Disconnect to Reconnect

I recently took a vinyasa class at one of my favorite local studios. I had noticed that one of the students had brought their phone into the studio, and although that’s not something that I would personally do, I didn’t think much about it. As we went through class, I was completely connected to my practice. It was one of those practices where I felt like I was the only person in the room. I was in the moment with full connection to my mind, body and breath. That was until towards the end of class when we were in Ardha Matsyendrasana and we had turned to face the back of the room. Right in front of me was that same student having a full conversation over text while she was in her seated twist. I looked around the room to see if any one else had noticed. There were a few people who had also taken notice of this technology based conversation taking place. I was completely dumbfounded and for the rest of my practice I was distracted by this student and unable to return back to that bliss-filled state of presence on my mat.

Most classes are only 60-75 minutes long. Are we a society that is so reliant on our technology that we cannot be without it for even an hour at a time in order to be able to work on what matters most? Our own mental and physical health are at stake here. The idea of setting my phone next to my yoga mat gives me a tremendous amount of anxiety. I appreciate and look forward to time that I am completely unreachable and disconnected from my phone and endless social media feeds. There is something freeing and liberating about knowing that for the next hour or so nobody is wanting anything from me, I have nowhere to be, no phone calls/texts to answer, nothing. I can completely be present on my mat. When I am practicing yoga and meditation, my practice works better and feels better if I am able to focus on what is happening in my body and mind. Connecting with my breath as I move from posture to posture. My practice is my time.

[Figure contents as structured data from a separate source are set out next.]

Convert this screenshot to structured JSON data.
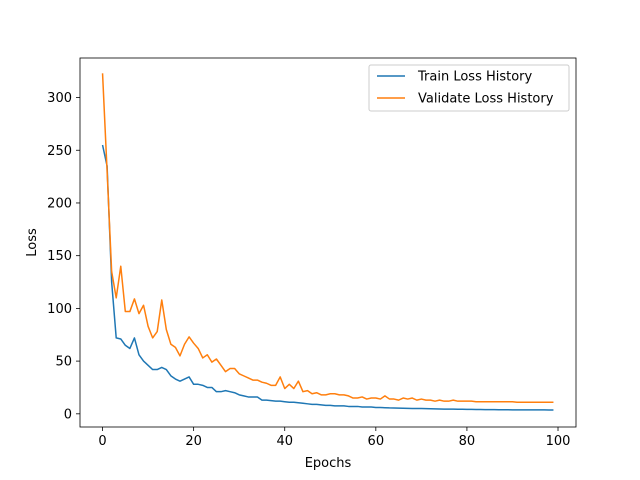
{
  "chart_data": {
    "type": "line",
    "xlabel": "Epochs",
    "ylabel": "Loss",
    "xlim": [
      -4.95,
      103.95
    ],
    "ylim": [
      -12.5,
      337.5
    ],
    "xticks": [
      0,
      20,
      40,
      60,
      80,
      100
    ],
    "yticks": [
      0,
      50,
      100,
      150,
      200,
      250,
      300
    ],
    "grid": false,
    "legend": {
      "placement": "top-right"
    },
    "x": [
      0,
      1,
      2,
      3,
      4,
      5,
      6,
      7,
      8,
      9,
      10,
      11,
      12,
      13,
      14,
      15,
      16,
      17,
      18,
      19,
      20,
      21,
      22,
      23,
      24,
      25,
      26,
      27,
      28,
      29,
      30,
      31,
      32,
      33,
      34,
      35,
      36,
      37,
      38,
      39,
      40,
      41,
      42,
      43,
      44,
      45,
      46,
      47,
      48,
      49,
      50,
      51,
      52,
      53,
      54,
      55,
      56,
      57,
      58,
      59,
      60,
      61,
      62,
      63,
      64,
      65,
      66,
      67,
      68,
      69,
      70,
      71,
      72,
      73,
      74,
      75,
      76,
      77,
      78,
      79,
      80,
      81,
      82,
      83,
      84,
      85,
      86,
      87,
      88,
      89,
      90,
      91,
      92,
      93,
      94,
      95,
      96,
      97,
      98,
      99
    ],
    "series": [
      {
        "name": "Train Loss History",
        "color": "#1f77b4",
        "values": [
          255,
          235,
          125,
          72,
          71,
          65,
          62,
          72,
          56,
          50,
          46,
          42,
          42,
          44,
          42,
          36,
          33,
          31,
          33,
          35,
          28,
          28,
          27,
          25,
          25,
          21,
          21,
          22,
          21,
          20,
          18,
          17,
          16,
          16,
          16,
          13,
          13,
          12.5,
          12,
          12,
          11.5,
          11,
          11,
          10.5,
          10,
          9.5,
          9,
          9,
          8.5,
          8,
          8,
          7.5,
          7.5,
          7.5,
          7,
          7,
          7,
          6.5,
          6.5,
          6.5,
          6,
          6,
          5.8,
          5.6,
          5.5,
          5.4,
          5.3,
          5.2,
          5.1,
          5,
          5,
          4.9,
          4.8,
          4.7,
          4.6,
          4.5,
          4.5,
          4.4,
          4.3,
          4.3,
          4.2,
          4.2,
          4.1,
          4.1,
          4,
          4,
          4,
          3.9,
          3.9,
          3.9,
          3.8,
          3.8,
          3.8,
          3.8,
          3.7,
          3.7,
          3.7,
          3.7,
          3.6,
          3.6
        ]
      },
      {
        "name": "Validate Loss History",
        "color": "#ff7f0e",
        "values": [
          323,
          230,
          135,
          110,
          140,
          97,
          97,
          109,
          95,
          103,
          83,
          72,
          78,
          108,
          80,
          66,
          63,
          55,
          66,
          73,
          67,
          62,
          53,
          56,
          49,
          52,
          46,
          40,
          43,
          43,
          38,
          36,
          34,
          32,
          32,
          30,
          29,
          27,
          27,
          35,
          24,
          28,
          24,
          31,
          21,
          22,
          19,
          20,
          18,
          18,
          19,
          19,
          18,
          18,
          17,
          15,
          15,
          16,
          14,
          15,
          15,
          14,
          17,
          14,
          14,
          13,
          15,
          14,
          15,
          13,
          14,
          13,
          13,
          12,
          13,
          12,
          12,
          13,
          12,
          12,
          12,
          12,
          11.5,
          11.5,
          11.5,
          11.5,
          11.5,
          11.5,
          11.5,
          11.5,
          11.5,
          11,
          11,
          11,
          11,
          11,
          11,
          11,
          11,
          11
        ]
      }
    ]
  }
}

I am highly against cell phones in class and although I would not ban my students from having them next to their mat, I would strongly encourage them to think about why they feel the need to do so. If they truly have to have it, and I feel that there are certain situations that warrant it (which would include a nurse/doctor being on call, having kids that are at home by themselves so mommy/daddy could get their practice in or various other personal issues) I would ask that the student place their mat in the back row with their phone on vibrate and if they need to answer it to kindly step out and be discreet when doing so. If you feel so connected to your phone that you cannot be without it for an hour, I would venture to say that you probably need yoga more than anyone else in the room.

In this fast paced, technology driven society that we live in, it is so important to shut down, detach, unplug and turn it off for just a short while in order to spend time reconnecting with who we truly are. Although technology makes our lives easier (most of the time), more convenient and something in which we rely heavily on to do our day to day activities, it does not define who we are. One of the eight limbs of yoga is the called the yamas. These are the social restraints that we should adhere to in order to help us get closer to obtaining liberation and finding eternal bliss. There are five yamas: Ahimsa (non-violence), Staya (truthfulness), Asteya (non-stealing), Brahmacharya (moderation) and finally, aparigraha (nonattachment). Nonattachment would include treating your cell phone as a security blanket. Not allowing yourself to go anywhere or do anything without it. If you’re cell phone is next to your mat and you are constantly distracted by texts, phone calls, etc. you are wasting your time and your practice is nothing more than just moving your body around on a mat. There is no presence, no focus, no deeper sense of self. It is all just fluff.

So, next time you consider setting your phone next to your mat, think twice. Know that you deserve your time more than anybody else. You deserve your practice, your connection to your breath, your intention. . Allow yourself to fully take advantage of the short time you have to be able to turn everything off and tune in to your mind and body. YOU deserve it and you will be able to take away so much more from your practice. Guaranteed.


One thought on “Disconnect to Reconnect

  1. This is such a great post. While, I too, have never had this happen in class…it would completely distract me! I love your ideas about disconnecting and really turning off during practice. In a world of constantly being connected, I love to have my “me” time during my practice.